A New York Winter’s Tale

A New York Winter’s Tale | Movie review
18 February 2014
Kate Knowles
Avatar
Kate Knowles
18 February 2014

Some romances are so beautiful, so poignant that even St Valentine’s harshest critic can overlook the odd cheesy line or corny cliché. A New York Winter’s Tale, sadly, is not one of them.

However, Mark Helprin’s 1983 novel Winter’s Tale, from which the film is adapted, is by most accounts an excellent read. Spanning the entirety of the 20th century, it tells the fantastical story of Peter Lake, an Irish orphan and burglar who falls in star-crossed love with terminally consumptive New York heiress Beverly Penn.  He desperately wants to save her from her fate, while at the same time avoiding the cruel grasp of Pearly Soames, a demon and one time mentor of Lake’s. These endeavours result in a time-travelling, real world transcending epic narrative, perhaps one that is only capable of being developed effectively in the requisite 800 pages written by Helprin.

By contrast, “no screenplay could contain every element” explains screenwriter and director Akiva Goldsman, of A Beautiful Mind fame. Already enamoured by the story, his love was really cemented during the adaptation process when he suffered an unexpected loss. “When I started writing again, Winter’s Tale went from something I loved to the thing I loved the most.” This moving insight may give some explanation for the intense sentimentality of the dialogue, which became so over the top that it elicited an outbreak of laughter in the theatre as the credits began to roll. Further elucidation may be found in his admittance that “it had come to mean so much to me that I knew I had to direct the film too.” Maybe this narrow focus inadvertently caused the neglect of character development as well as the limitation of the supernatural elements, which are inadequately explained and jerkily inserted in to the plot.

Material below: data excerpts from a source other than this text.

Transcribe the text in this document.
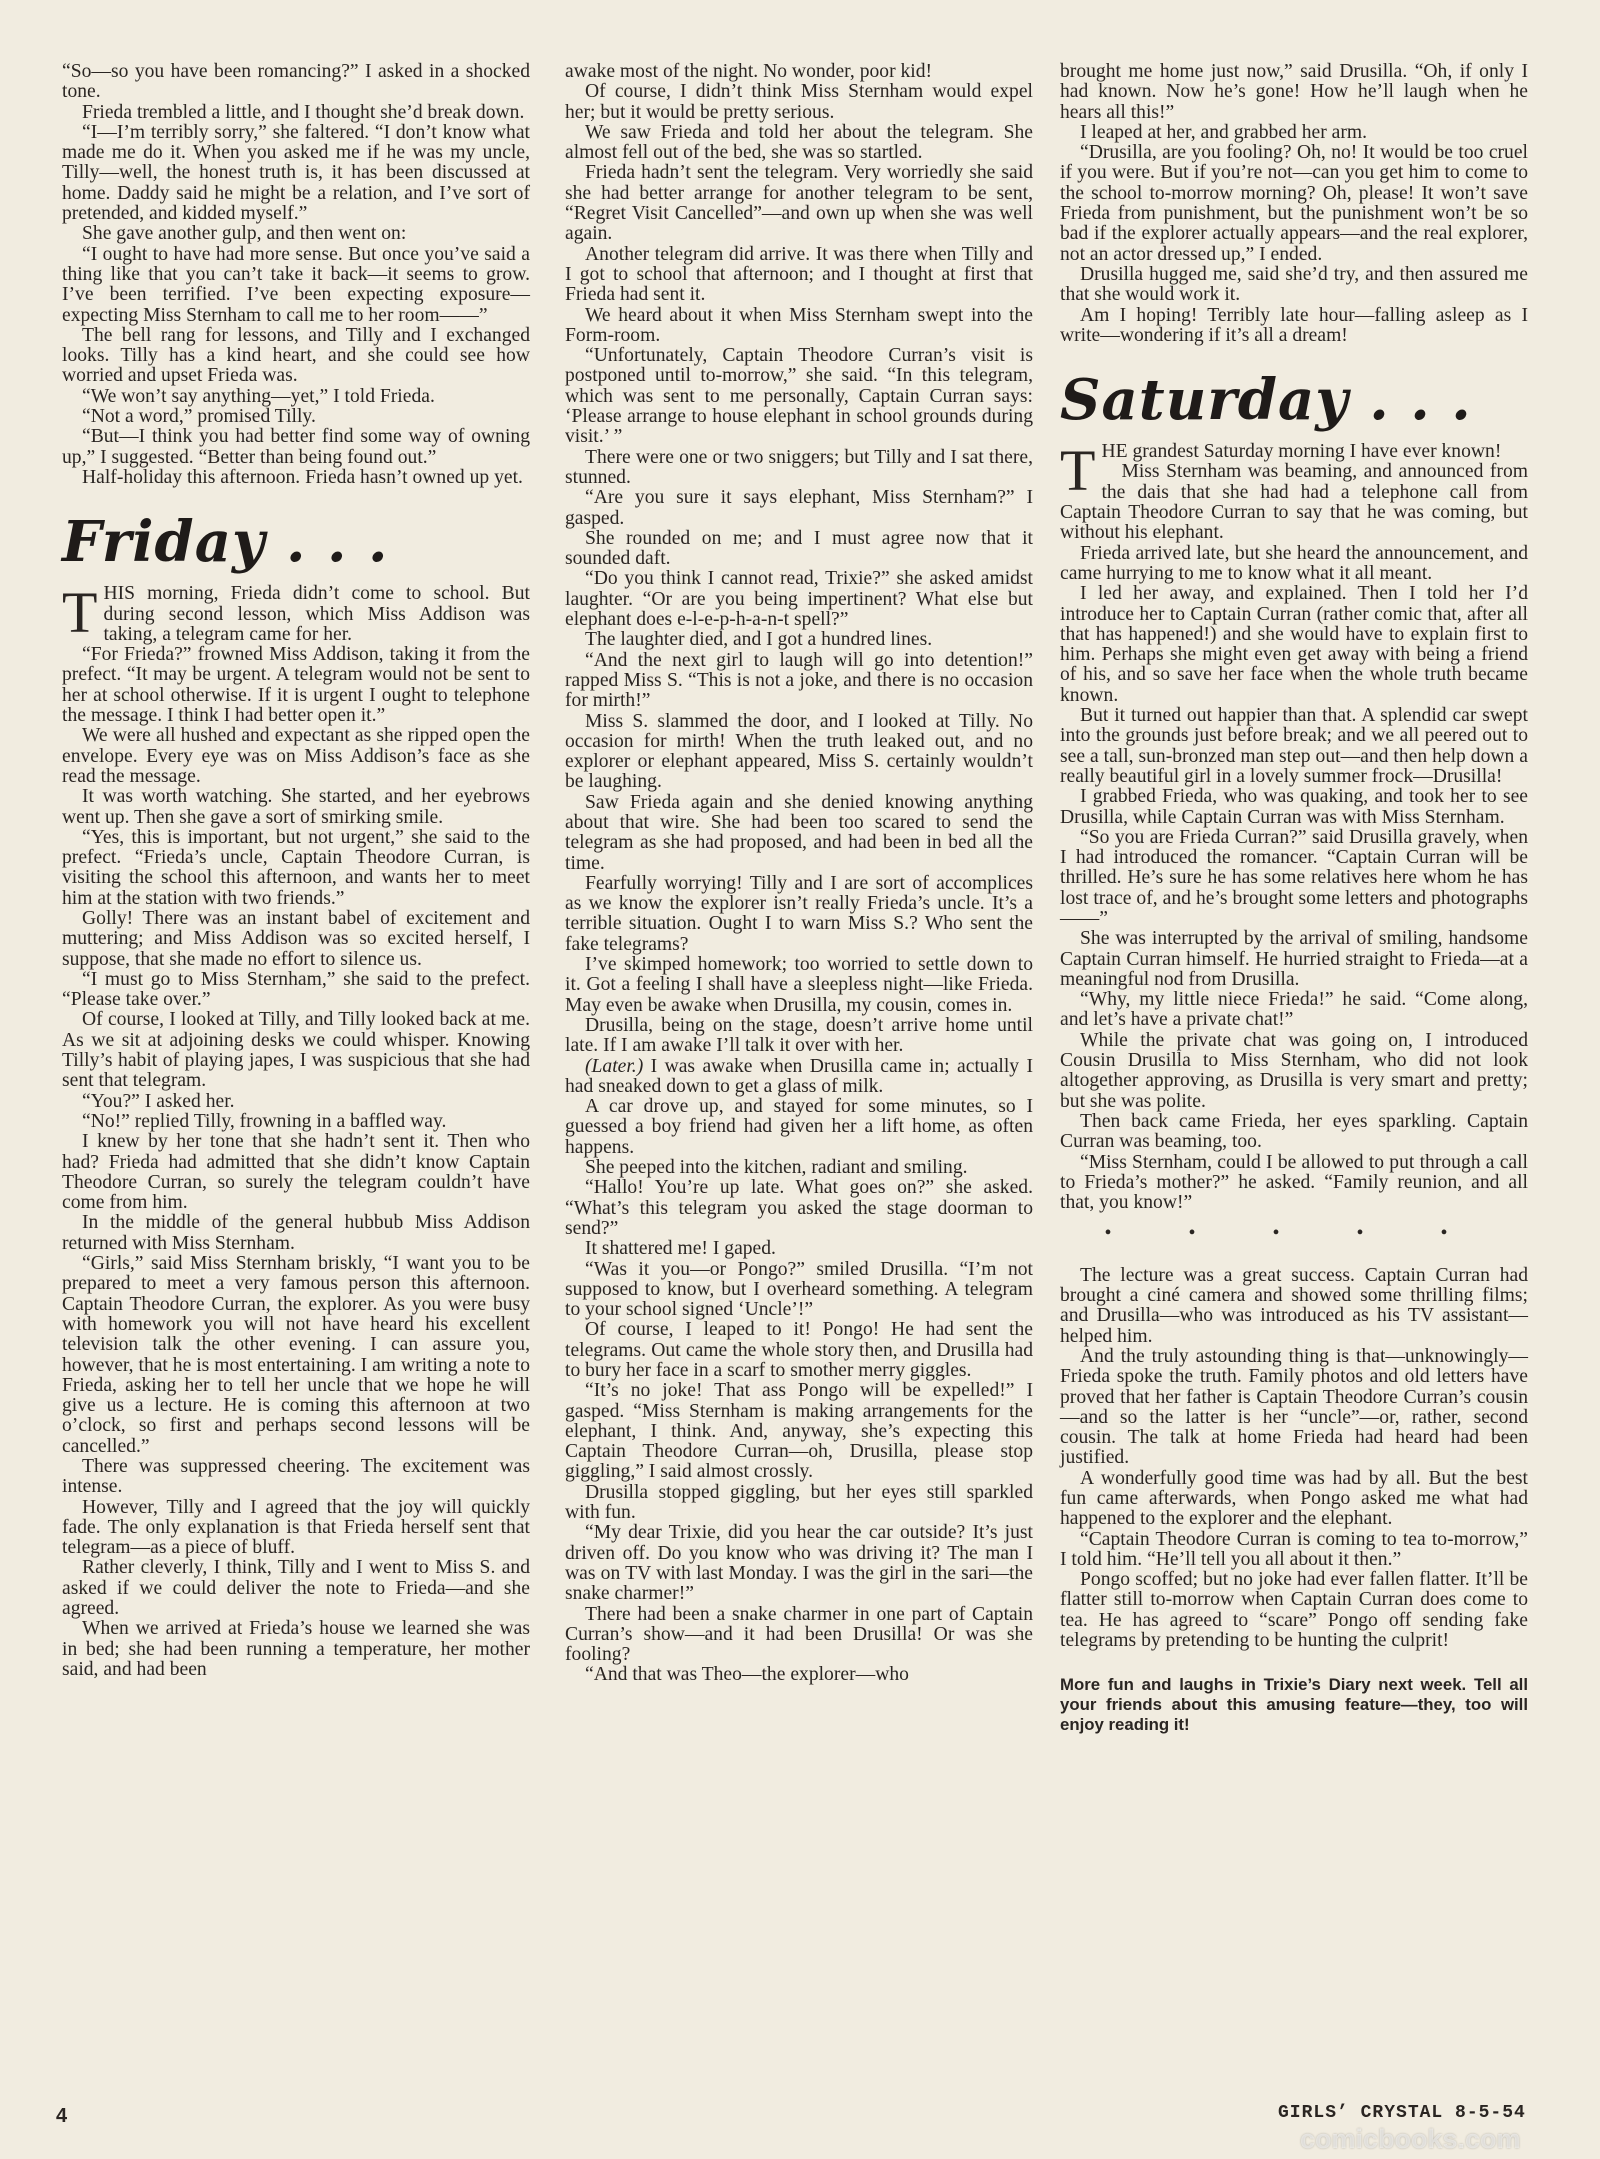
“So—so you have been romancing?” I asked in a shocked tone.

Frieda trembled a little, and I thought she’d break down.

“I—I’m terribly sorry,” she faltered. “I don’t know what made me do it. When you asked me if he was my uncle, Tilly—well, the honest truth is, it has been discussed at home. Daddy said he might be a relation, and I’ve sort of pretended, and kidded myself.”

She gave another gulp, and then went on:

“I ought to have had more sense. But once you’ve said a thing like that you can’t take it back—it seems to grow. I’ve been terrified. I’ve been expecting exposure—expecting Miss Sternham to call me to her room——”

The bell rang for lessons, and Tilly and I exchanged looks. Tilly has a kind heart, and she could see how worried and upset Frieda was.

“We won’t say anything—yet,” I told Frieda.

“Not a word,” promised Tilly.

“But—I think you had better find some way of owning up,” I suggested. “Better than being found out.”

Half-holiday this afternoon. Frieda hasn’t owned up yet.

Friday . . .

THIS morning, Frieda didn’t come to school. But during second lesson, which Miss Addison was taking, a telegram came for her.

“For Frieda?” frowned Miss Addison, taking it from the prefect. “It may be urgent. A telegram would not be sent to her at school otherwise. If it is urgent I ought to telephone the message. I think I had better open it.”

We were all hushed and expectant as she ripped open the envelope. Every eye was on Miss Addison’s face as she read the message.

It was worth watching. She started, and her eyebrows went up. Then she gave a sort of smirking smile.

“Yes, this is important, but not urgent,” she said to the prefect. “Frieda’s uncle, Captain Theodore Curran, is visiting the school this afternoon, and wants her to meet him at the station with two friends.”

Golly! There was an instant babel of excitement and muttering; and Miss Addison was so excited herself, I suppose, that she made no effort to silence us.

“I must go to Miss Sternham,” she said to the prefect. “Please take over.”

Of course, I looked at Tilly, and Tilly looked back at me. As we sit at adjoining desks we could whisper. Knowing Tilly’s habit of playing japes, I was suspicious that she had sent that telegram.

“You?” I asked her.

“No!” replied Tilly, frowning in a baffled way.

I knew by her tone that she hadn’t sent it. Then who had? Frieda had admitted that she didn’t know Captain Theodore Curran, so surely the telegram couldn’t have come from him.

In the middle of the general hubbub Miss Addison returned with Miss Sternham.

“Girls,” said Miss Sternham briskly, “I want you to be prepared to meet a very famous person this afternoon. Captain Theodore Curran, the explorer. As you were busy with homework you will not have heard his excellent television talk the other evening. I can assure you, however, that he is most entertaining. I am writing a note to Frieda, asking her to tell her uncle that we hope he will give us a lecture. He is coming this afternoon at two o’clock, so first and perhaps second lessons will be cancelled.”

There was suppressed cheering. The excitement was intense.

However, Tilly and I agreed that the joy will quickly fade. The only explanation is that Frieda herself sent that telegram—as a piece of bluff.

Rather cleverly, I think, Tilly and I went to Miss S. and asked if we could deliver the note to Frieda—and she agreed.

When we arrived at Frieda’s house we learned she was in bed; she had been running a temperature, her mother said, and had been

awake most of the night. No wonder, poor kid!

Of course, I didn’t think Miss Sternham would expel her; but it would be pretty serious.

We saw Frieda and told her about the telegram. She almost fell out of the bed, she was so startled.

Frieda hadn’t sent the telegram. Very worriedly she said she had better arrange for another telegram to be sent, “Regret Visit Cancelled”—and own up when she was well again.

Another telegram did arrive. It was there when Tilly and I got to school that afternoon; and I thought at first that Frieda had sent it.

We heard about it when Miss Sternham swept into the Form-room.

“Unfortunately, Captain Theodore Curran’s visit is postponed until to-morrow,” she said. “In this telegram, which was sent to me personally, Captain Curran says: ‘Please arrange to house elephant in school grounds during visit.’ ”

There were one or two sniggers; but Tilly and I sat there, stunned.

“Are you sure it says elephant, Miss Sternham?” I gasped.

She rounded on me; and I must agree now that it sounded daft.

“Do you think I cannot read, Trixie?” she asked amidst laughter. “Or are you being impertinent? What else but elephant does e-l-e-p-h-a-n-t spell?”

The laughter died, and I got a hundred lines.

“And the next girl to laugh will go into detention!” rapped Miss S. “This is not a joke, and there is no occasion for mirth!”

Miss S. slammed the door, and I looked at Tilly. No occasion for mirth! When the truth leaked out, and no explorer or elephant appeared, Miss S. certainly wouldn’t be laughing.

Saw Frieda again and she denied knowing anything about that wire. She had been too scared to send the telegram as she had proposed, and had been in bed all the time.

Fearfully worrying! Tilly and I are sort of accomplices as we know the explorer isn’t really Frieda’s uncle. It’s a terrible situation. Ought I to warn Miss S.? Who sent the fake telegrams?

I’ve skimped homework; too worried to settle down to it. Got a feeling I shall have a sleepless night—like Frieda. May even be awake when Drusilla, my cousin, comes in.

Drusilla, being on the stage, doesn’t arrive home until late. If I am awake I’ll talk it over with her.

(Later.) I was awake when Drusilla came in; actually I had sneaked down to get a glass of milk.

A car drove up, and stayed for some minutes, so I guessed a boy friend had given her a lift home, as often happens.

She peeped into the kitchen, radiant and smiling.

“Hallo! You’re up late. What goes on?” she asked. “What’s this telegram you asked the stage doorman to send?”

It shattered me! I gaped.

“Was it you—or Pongo?” smiled Drusilla. “I’m not supposed to know, but I overheard something. A telegram to your school signed ‘Uncle’!”

Of course, I leaped to it! Pongo! He had sent the telegrams. Out came the whole story then, and Drusilla had to bury her face in a scarf to smother merry giggles.

“It’s no joke! That ass Pongo will be expelled!” I gasped. “Miss Sternham is making arrangements for the elephant, I think. And, anyway, she’s expecting this Captain Theodore Curran—oh, Drusilla, please stop giggling,” I said almost crossly.

Drusilla stopped giggling, but her eyes still sparkled with fun.

“My dear Trixie, did you hear the car outside? It’s just driven off. Do you know who was driving it? The man I was on TV with last Monday. I was the girl in the sari—the snake charmer!”

There had been a snake charmer in one part of Captain Curran’s show—and it had been Drusilla! Or was she fooling?

“And that was Theo—the explorer—who

brought me home just now,” said Drusilla. “Oh, if only I had known. Now he’s gone! How he’ll laugh when he hears all this!”

I leaped at her, and grabbed her arm.

“Drusilla, are you fooling? Oh, no! It would be too cruel if you were. But if you’re not—can you get him to come to the school to-morrow morning? Oh, please! It won’t save Frieda from punishment, but the punishment won’t be so bad if the explorer actually appears—and the real explorer, not an actor dressed up,” I ended.

Drusilla hugged me, said she’d try, and then assured me that she would work it.

Am I hoping! Terribly late hour—falling asleep as I write—wondering if it’s all a dream!

Saturday . . .

THE grandest Saturday morning I have ever known!

Miss Sternham was beaming, and announced from the dais that she had had a telephone call from Captain Theodore Curran to say that he was coming, but without his elephant.

Frieda arrived late, but she heard the announcement, and came hurrying to me to know what it all meant.

I led her away, and explained. Then I told her I’d introduce her to Captain Curran (rather comic that, after all that has happened!) and she would have to explain first to him. Perhaps she might even get away with being a friend of his, and so save her face when the whole truth became known.

But it turned out happier than that. A splendid car swept into the grounds just before break; and we all peered out to see a tall, sun-bronzed man step out—and then help down a really beautiful girl in a lovely summer frock—Drusilla!

I grabbed Frieda, who was quaking, and took her to see Drusilla, while Captain Curran was with Miss Sternham.

“So you are Frieda Curran?” said Drusilla gravely, when I had introduced the romancer. “Captain Curran will be thrilled. He’s sure he has some relatives here whom he has lost trace of, and he’s brought some letters and photographs——”

She was interrupted by the arrival of smiling, handsome Captain Curran himself. He hurried straight to Frieda—at a meaningful nod from Drusilla.

“Why, my little niece Frieda!” he said. “Come along, and let’s have a private chat!”

While the private chat was going on, I introduced Cousin Drusilla to Miss Sternham, who did not look altogether approving, as Drusilla is very smart and pretty; but she was polite.

Then back came Frieda, her eyes sparkling. Captain Curran was beaming, too.

“Miss Sternham, could I be allowed to put through a call to Frieda’s mother?” he asked. “Family reunion, and all that, you know!”

• • • • •

The lecture was a great success. Captain Curran had brought a ciné camera and showed some thrilling films; and Drusilla—who was introduced as his TV assistant—helped him.

And the truly astounding thing is that—unknowingly—Frieda spoke the truth. Family photos and old letters have proved that her father is Captain Theodore Curran’s cousin—and so the latter is her “uncle”—or, rather, second cousin. The talk at home Frieda had heard had been justified.

A wonderfully good time was had by all. But the best fun came afterwards, when Pongo asked me what had happened to the explorer and the elephant.

“Captain Theodore Curran is coming to tea to-morrow,” I told him. “He’ll tell you all about it then.”

Pongo scoffed; but no joke had ever fallen flatter. It’ll be flatter still to-morrow when Captain Curran does come to tea. He has agreed to “scare” Pongo off sending fake telegrams by pretending to be hunting the culprit!

More fun and laughs in Trixie’s Diary next week. Tell all your friends about this amusing feature—they, too will enjoy reading it!
4	GIRLS’ CRYSTAL 8-5-54
comicbooks.com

A minor antidote is provided by the strong acting. Russell Crowe’s Soames is distinctive and as sinister as they come, while Will Smith provides an entertaining cameo in the part of Lucifer himself. Playing the hero, Colin Farrell is so burdened with cringe-worthy declarations of admiration and looks of longing that the glimpses of the no-nonsense actor we know and love are overshadowed. Relative newcomer Jessica Brown Findlay gives as excellent a performance as she can of a slightly irritatingly chirpy Penn. Although audiences may find the 21-year-old virgin, naive and infantilised by seclusion as a result of her illness, a somewhat trying depiction of femininity.   

Kate Knowles

A New York Winter’s Tale is released nationwide on 21st February 2014.